Monday, June 25, 2018

interview silences troped with some confession



After scrolling through Twitter stuff that turns up posts related to the filmmaker and seeing her Instagrams, I felt, as her, that I’m tired of being found “amazing,” etc.—weary of vapid praise.

“What I’ve done, I’ve done.”

I move on.

Sunday, June 17, 2018

existential moment in light of a pole star



I write letters that I don’t send. Below is one. Uncanny coincidence is that her last name is Martin, as I’m thinking (unspoken) of Heidegger, circa 1917, seeing boys returning from the front.



Dear Professor Ann Martin,

A happy thing it is to find a dissertation online about Ulysses and WW-I.
My googling only anticipated some sentence or two about the matter somewhere, in some article, at best (a Wikipedia article, at worst—or maybe the worst is someone's blog). Since this was just a few minutes ago, I've only read your “Abstract” and “Conclusion.”

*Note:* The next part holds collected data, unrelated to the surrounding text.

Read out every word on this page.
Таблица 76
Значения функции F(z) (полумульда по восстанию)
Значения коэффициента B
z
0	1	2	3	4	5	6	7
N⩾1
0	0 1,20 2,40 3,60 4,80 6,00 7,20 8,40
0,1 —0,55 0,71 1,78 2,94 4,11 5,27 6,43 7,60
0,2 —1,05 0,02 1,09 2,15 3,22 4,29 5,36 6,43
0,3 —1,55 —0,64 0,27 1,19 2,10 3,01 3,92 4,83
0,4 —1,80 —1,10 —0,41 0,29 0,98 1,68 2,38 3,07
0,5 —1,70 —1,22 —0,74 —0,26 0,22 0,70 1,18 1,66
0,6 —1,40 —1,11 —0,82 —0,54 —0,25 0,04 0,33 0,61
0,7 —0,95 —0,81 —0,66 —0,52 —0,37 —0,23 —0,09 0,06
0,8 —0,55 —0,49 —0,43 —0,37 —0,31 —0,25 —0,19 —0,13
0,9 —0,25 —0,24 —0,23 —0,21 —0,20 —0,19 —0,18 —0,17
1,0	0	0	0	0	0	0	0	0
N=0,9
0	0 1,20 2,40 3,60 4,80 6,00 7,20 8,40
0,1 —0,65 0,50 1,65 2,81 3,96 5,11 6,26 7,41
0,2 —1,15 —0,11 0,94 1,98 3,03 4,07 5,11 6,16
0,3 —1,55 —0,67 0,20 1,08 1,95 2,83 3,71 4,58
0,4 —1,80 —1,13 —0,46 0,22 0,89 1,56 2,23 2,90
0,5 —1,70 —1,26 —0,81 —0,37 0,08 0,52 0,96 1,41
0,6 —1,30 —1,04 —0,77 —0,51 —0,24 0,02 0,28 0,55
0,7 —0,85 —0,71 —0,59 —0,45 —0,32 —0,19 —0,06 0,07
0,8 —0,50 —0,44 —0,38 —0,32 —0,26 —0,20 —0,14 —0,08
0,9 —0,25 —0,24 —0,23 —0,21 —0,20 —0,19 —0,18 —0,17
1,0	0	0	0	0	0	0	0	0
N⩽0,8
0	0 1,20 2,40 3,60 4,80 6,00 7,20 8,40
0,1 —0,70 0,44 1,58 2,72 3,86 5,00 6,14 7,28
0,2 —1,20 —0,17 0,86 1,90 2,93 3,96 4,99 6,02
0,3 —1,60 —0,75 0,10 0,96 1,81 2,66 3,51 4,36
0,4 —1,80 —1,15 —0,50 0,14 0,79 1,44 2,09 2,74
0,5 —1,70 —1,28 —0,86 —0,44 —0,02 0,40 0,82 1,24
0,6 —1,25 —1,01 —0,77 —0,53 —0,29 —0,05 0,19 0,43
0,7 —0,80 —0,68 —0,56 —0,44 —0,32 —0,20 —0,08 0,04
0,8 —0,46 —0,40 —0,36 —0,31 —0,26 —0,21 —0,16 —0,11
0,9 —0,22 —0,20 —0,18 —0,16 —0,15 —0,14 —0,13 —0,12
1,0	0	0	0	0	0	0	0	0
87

I suppose that the pole star for the stabilizing coordinates is “love beyond all reason.” Yet, the reconstituted security for the post-War reader is literally that text, whose love restores. One is saved by literary portability, renewing oneself through the mirror of the author finding himself through the severe uncanniness of the times, which spawns modernism. The literary mind entertains “inner monologue” and “stream of consciousness” (one and the same? surmises Britannica), always citing Ulysses as exemplar.